CSH Theatres, LLC v. Nederlander of San Francisco Associates, CA No. 9830-VCMR (Del. Ch. July 31, 2018) concerns the dramatic break-up of a prominent theater company partnership in San Francisco involving claims and counterclaims alleging violations of contractual and fiduciary duties and charges of self-dealing and bad faith conduct. The Delaware Court of Chancery found that no enforceable contract to renew the lease to San Francisco’s Curran Theater existed but the Court did grant the theater operator a declaratory judgment that the principals of the owner had breached their common law fiduciary duties while they were also serving as managers of the theater operator.
The proceeding involved a complicated and inter-related cast of characters: Shorenstein Hays-Nederlander Theatres LLC, the lessor of the Curran Theater (the “Operator”); CSH Theatres LLC, the owner of the Curran Theatre and a member of the Operator (the “Owner”); and Jeff and Carole Hays (the “Hayses”), who acted as both managers of the Operator and as controllers of the Owner at different points during the period of contested behavior.
This proceeding had three acts: (1) the first concerned the lease of the Curran Theatre; (2) the second concerned breaches of the Owner’s contractual duties (as controllers of a member of the Operator) under the Operator’s LLC Agreement; and (3) the third concerned breaches of the Hayses’ common law fiduciary duties as managers of the Operator.
In an exhaustive review of the applicable law, the court held that testimony concerning a “conversation” between the principals of the Owner and the Operator regarding the Owner’s alleged promise to renew a lease, in the absence of a contemporaneous writing to evidence the conversation or the promise, was insufficient to establish an enforceable contract. The court also found that even assuming the alleged promise had been made, no enforceable contract existed due to lack of consideration and because the parties did not intend to be bound by discussions that lacked the essential terms of an agreement. In addition, the court held that even if the parties had agreed to an oral lease, the Operator had not shown that an exception to the Statute of Frauds – either part performance or promissory estoppel – applied.
With respect to the Operator’s breach of duty claims, the court found that the LLC Agreement of the Operator limited but did not disclaim all of the managers’ fiduciary duties. Because the Hayses were managers of the Operator, any actions that they took in their capacity as managers were subject to their common law fiduciary duties, as limited by the LLC Agreement. Additionally, any actions they took in their capacities as controllers of the Owner – which was a member of the Operator – were subject to the LLC Agreement. In order to determine if any fiduciary or contractual duties were breached, the court had to determine in what capacity the Hayses were acting at the times of their alleged misconduct.

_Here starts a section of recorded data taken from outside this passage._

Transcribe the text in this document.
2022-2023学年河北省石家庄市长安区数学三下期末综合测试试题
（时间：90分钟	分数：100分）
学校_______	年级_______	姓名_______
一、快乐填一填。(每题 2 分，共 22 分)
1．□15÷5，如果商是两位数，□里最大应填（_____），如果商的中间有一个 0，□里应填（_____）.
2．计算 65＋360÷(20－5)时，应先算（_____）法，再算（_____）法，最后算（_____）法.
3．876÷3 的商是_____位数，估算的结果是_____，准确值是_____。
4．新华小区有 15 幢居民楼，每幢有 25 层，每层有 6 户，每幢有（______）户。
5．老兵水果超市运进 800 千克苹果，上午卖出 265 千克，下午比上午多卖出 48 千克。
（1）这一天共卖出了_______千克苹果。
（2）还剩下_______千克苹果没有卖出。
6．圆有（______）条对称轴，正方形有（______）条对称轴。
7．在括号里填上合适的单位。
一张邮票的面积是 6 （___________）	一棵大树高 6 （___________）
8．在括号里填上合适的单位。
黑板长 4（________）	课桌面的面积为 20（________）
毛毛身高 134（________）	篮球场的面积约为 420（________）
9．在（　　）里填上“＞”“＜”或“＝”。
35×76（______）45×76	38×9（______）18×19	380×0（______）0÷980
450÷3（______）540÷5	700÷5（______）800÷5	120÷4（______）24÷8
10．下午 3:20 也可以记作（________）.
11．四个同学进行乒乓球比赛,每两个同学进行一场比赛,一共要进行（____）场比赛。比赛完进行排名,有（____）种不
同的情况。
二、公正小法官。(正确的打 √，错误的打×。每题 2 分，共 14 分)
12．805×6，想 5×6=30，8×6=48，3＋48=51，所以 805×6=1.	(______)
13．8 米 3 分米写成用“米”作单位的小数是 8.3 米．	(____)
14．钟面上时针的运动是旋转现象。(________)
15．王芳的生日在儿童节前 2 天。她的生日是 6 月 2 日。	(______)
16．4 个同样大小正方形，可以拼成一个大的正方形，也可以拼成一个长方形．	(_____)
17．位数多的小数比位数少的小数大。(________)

The court engaged in a detailed analysis of the alleged conduct by the Hayses, ultimately determining that they had breached their fiduciary duty of loyalty as managers of the Operator, although they had not breached their contractual duties as controllers of a member under the Operator’s LLC Agreement. The court found, however, that any attempt to determine the harm caused by the breach of fiduciary duty would be subjective conjecture, and therefore awarded only nominal damages for the breach. The court also awarded the Operator its attorneys’ fees and costs after finding that Mrs. Hays had willfully engaged in bad faith litigation tactics that unnecessarily increased the cost of the litigation. All other petitions for relief were denied.